Archer Steve's on target for award
It's like a scene from a film as Steve Prowse adjusts his blindfold and confidently picks up his bow and arrow, writes Cathy Spencer.
It's like a scene from a film as Steve Prowse adjusts his blindfold and confidently picks up his bow and arrow, writes Cathy Spencer.
You could hear a pin drop as the 400 onlookers silently watch him release his final arrow.
Then suddenly the crowd erupts as it is embedded in the yellow bullseye and Steve is told that he is a world champion.
"The competition was in Korea and even after 29 hours of travelling back home I was still buzzing," says Steve, aged 49, who is registered blind. "It didn't sink in for a while and it was only when I got back to work that I started to realise what had just happened."
Steve, of Wordsley near Stourbridge, represented Great Britain in the 2007 International Paralympic Committee Archery World Championships in South Korea. Now the Wolverhampton University lecturer has been nominated for the Duncan Edwards Award for Sport in the Dudley Civic Awards.
"I still have some vision and it is as though I am seeing things through a pinhole," says Steve. "The rules for competitive archery keep on changing and so you have to be able to adapt your play. They only went to the black-out round four years ago, where you have to wear a blindfold."

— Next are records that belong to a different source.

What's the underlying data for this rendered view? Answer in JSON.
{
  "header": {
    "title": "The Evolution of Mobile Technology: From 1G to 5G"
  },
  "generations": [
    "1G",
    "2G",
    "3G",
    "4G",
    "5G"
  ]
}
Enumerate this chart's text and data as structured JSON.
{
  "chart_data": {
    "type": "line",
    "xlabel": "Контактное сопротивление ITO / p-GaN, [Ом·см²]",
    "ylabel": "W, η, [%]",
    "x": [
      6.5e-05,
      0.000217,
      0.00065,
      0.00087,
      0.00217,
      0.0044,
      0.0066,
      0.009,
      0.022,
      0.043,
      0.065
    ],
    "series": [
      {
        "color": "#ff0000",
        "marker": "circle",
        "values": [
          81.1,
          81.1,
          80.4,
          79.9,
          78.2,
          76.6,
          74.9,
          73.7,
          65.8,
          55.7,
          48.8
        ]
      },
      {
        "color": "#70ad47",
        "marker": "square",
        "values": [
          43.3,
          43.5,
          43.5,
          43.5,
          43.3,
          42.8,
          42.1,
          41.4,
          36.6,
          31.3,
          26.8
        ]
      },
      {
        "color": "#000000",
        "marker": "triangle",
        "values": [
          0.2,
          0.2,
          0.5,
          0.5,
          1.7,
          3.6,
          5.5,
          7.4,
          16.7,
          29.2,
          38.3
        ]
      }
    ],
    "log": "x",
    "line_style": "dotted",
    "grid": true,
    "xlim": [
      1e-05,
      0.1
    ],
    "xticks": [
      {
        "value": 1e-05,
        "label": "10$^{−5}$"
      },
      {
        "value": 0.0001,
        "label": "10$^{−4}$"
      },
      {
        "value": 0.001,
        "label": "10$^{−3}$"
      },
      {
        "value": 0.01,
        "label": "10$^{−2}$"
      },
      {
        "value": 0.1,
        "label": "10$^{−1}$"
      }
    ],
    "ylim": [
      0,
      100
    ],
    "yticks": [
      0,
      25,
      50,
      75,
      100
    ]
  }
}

Steve won with 972 points in the visually-impaired category – 113 points ahead of second place. His spotter – who tells him the score and lets him know where he has hit the target and how to move to correct himself – is his partner Lesley Gwilliam.
Lesley was more nervous than Steve. "I was terrified," she says. "When Steve won I had to retrieve his arrows from the target. I was crying so much I couldn't get the arrows out and the judge had to help me."